Classes sociales (définition moderne, fortement inspirée de la théorie marxiste) : groupes sociaux de grande dimension, nés de la division
sociale du travail, des inégalités de conditions d’existence et des relations de pouvoir. Elles ont une existence de fait et non de droit. Ces
groupements plus ou moins homogènes (différenciation interne) sont caractérisés par des conditions matérielles d’existence et un mode de
vie qui leur sont propres, par une tendance à l’hérédité des positions (reproduction sociale) ; inégalement structurés, ils peuvent constituer
des communautés et agir comme acteurs collectifs.
Classe sociale au sens de Weber : groupes d'individus qui sont dans une situation économique semblable, partageant les mêmes chances
d’accès à un certain nombre de biens sociaux (dont certains ne sont pas économiques comme le prestige, le pouvoir, le savoir, etc.).

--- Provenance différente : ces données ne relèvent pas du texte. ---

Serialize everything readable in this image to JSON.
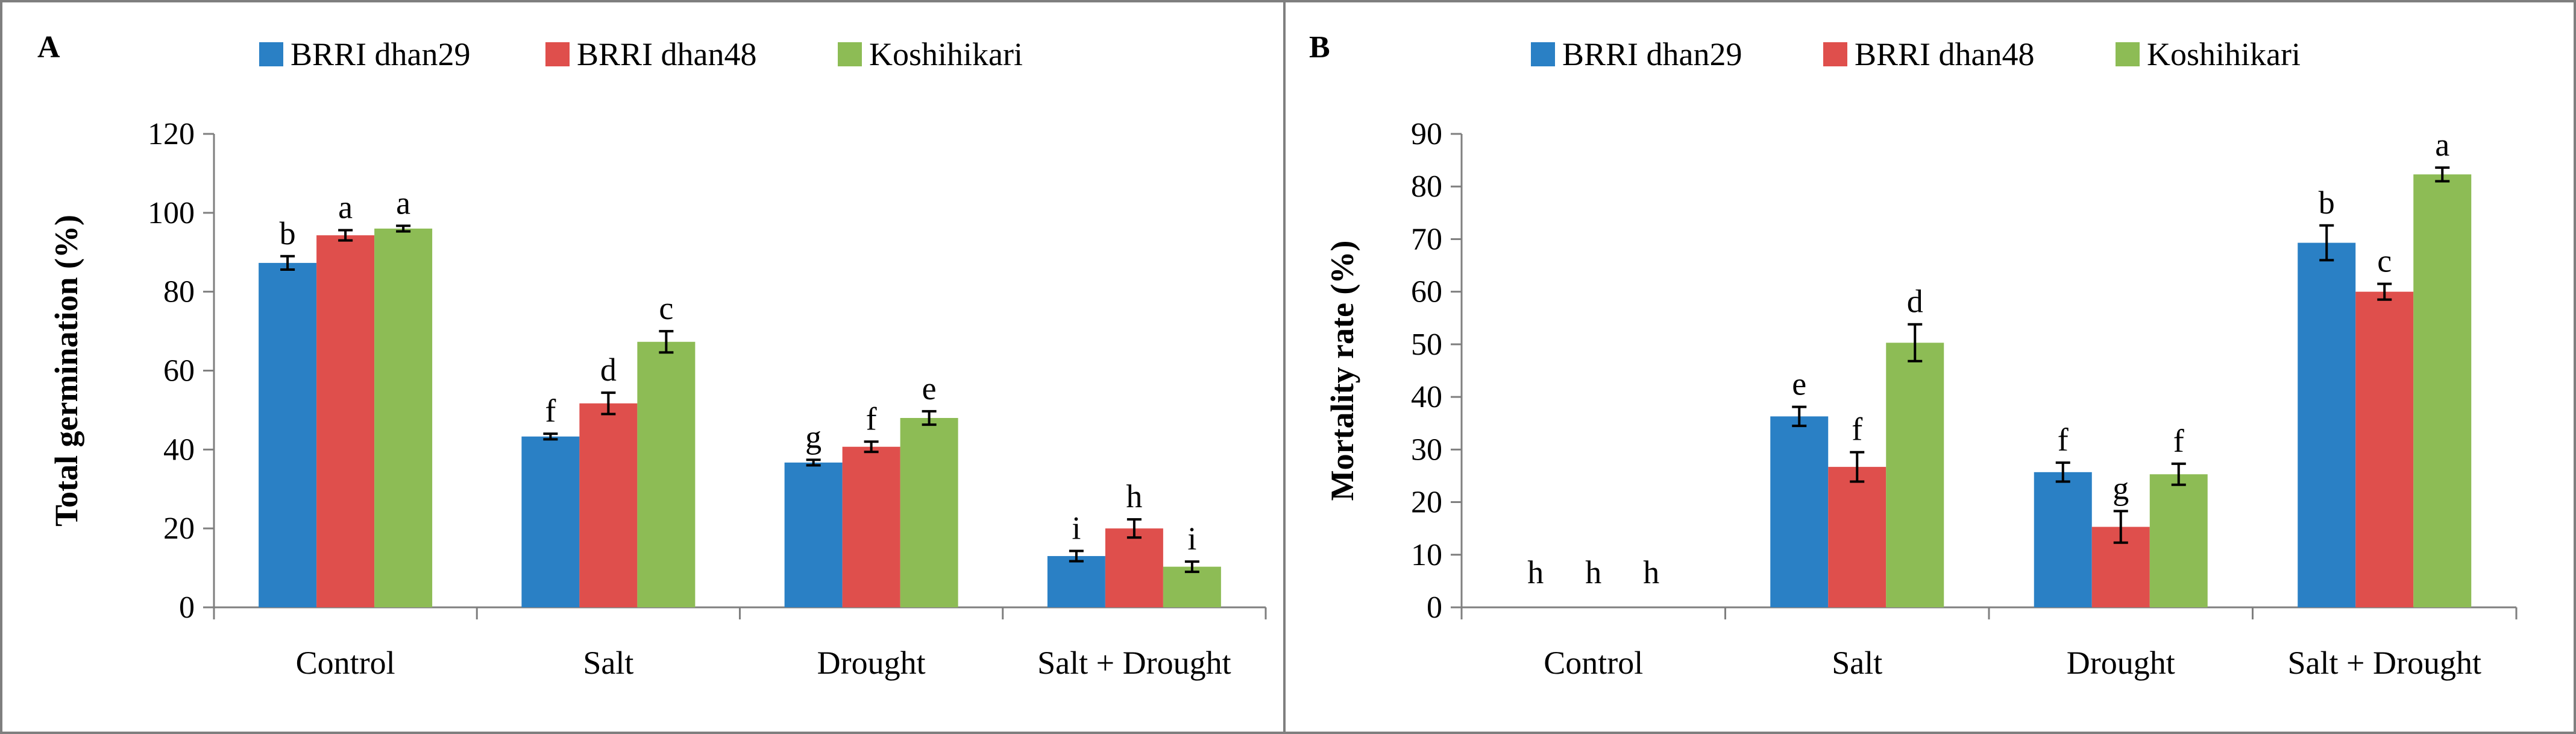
{
  "figure": {
    "panels": [
      "A",
      "B"
    ]
  },
  "colors": {
    "BRRI dhan29": "#2a80c5",
    "BRRI dhan48": "#df4f4c",
    "Koshihikari": "#8dbc55",
    "frame": "#7f7f7f",
    "axis": "#7f7f7f",
    "text": "#000000"
  },
  "chart_data": [
    {
      "panel_label": "A",
      "type": "bar",
      "title": "",
      "xlabel": "",
      "ylabel": "Total germination  (%)",
      "ylim": [
        0,
        120
      ],
      "yticks": [
        0,
        20,
        40,
        60,
        80,
        100,
        120
      ],
      "grid": false,
      "legend": "top",
      "categories": [
        "Control",
        "Salt",
        "Drought",
        "Salt  + Drought"
      ],
      "series": [
        {
          "name": "BRRI dhan29",
          "values": [
            87.3,
            43.3,
            36.7,
            13.0
          ],
          "errors": [
            1.7,
            0.7,
            0.7,
            1.3
          ],
          "labels": [
            "b",
            "f",
            "g",
            "i"
          ]
        },
        {
          "name": "BRRI dhan48",
          "values": [
            94.3,
            51.7,
            40.7,
            20.0
          ],
          "errors": [
            1.3,
            2.7,
            1.3,
            2.3
          ],
          "labels": [
            "a",
            "d",
            "f",
            "h"
          ]
        },
        {
          "name": "Koshihikari",
          "values": [
            96.0,
            67.3,
            48.0,
            10.3
          ],
          "errors": [
            0.7,
            2.7,
            1.7,
            1.3
          ],
          "labels": [
            "a",
            "c",
            "e",
            "i"
          ]
        }
      ]
    },
    {
      "panel_label": "B",
      "type": "bar",
      "title": "",
      "xlabel": "",
      "ylabel": "Mortality rate (%)",
      "ylim": [
        0,
        90
      ],
      "yticks": [
        0,
        10,
        20,
        30,
        40,
        50,
        60,
        70,
        80,
        90
      ],
      "grid": false,
      "legend": "top",
      "categories": [
        "Control",
        "Salt",
        "Drought",
        "Salt  + Drought"
      ],
      "series": [
        {
          "name": "BRRI dhan29",
          "values": [
            0,
            36.3,
            25.7,
            69.3
          ],
          "errors": [
            0,
            1.8,
            1.8,
            3.3
          ],
          "labels": [
            "h",
            "e",
            "f",
            "b"
          ]
        },
        {
          "name": "BRRI dhan48",
          "values": [
            0,
            26.7,
            15.3,
            60.0
          ],
          "errors": [
            0,
            2.8,
            3.0,
            1.5
          ],
          "labels": [
            "h",
            "f",
            "g",
            "c"
          ]
        },
        {
          "name": "Koshihikari",
          "values": [
            0,
            50.3,
            25.3,
            82.3
          ],
          "errors": [
            0,
            3.5,
            2.0,
            1.3
          ],
          "labels": [
            "h",
            "d",
            "f",
            "a"
          ]
        }
      ]
    }
  ]
}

Ces
groupes hiérarchisés en fonction de critères divers sont séparés par des différences de degré (en termes de plus ou moins) et non de nature.
Cette analyse considère que les frontières entre ces groupes sont plutôt fluides contrairement à l’analyse marxiste. En ce sens, il conviendrait
plutôt de parler de strates sociales.
Analyse nominaliste : la structure sociale est une construction dépendante de l’observateur et non une représentation de la réalité.
Analyse réaliste : Les classes sociales existent réellement, elles sont les moteurs de l’histoire, notamment par le conflit qui les oppose.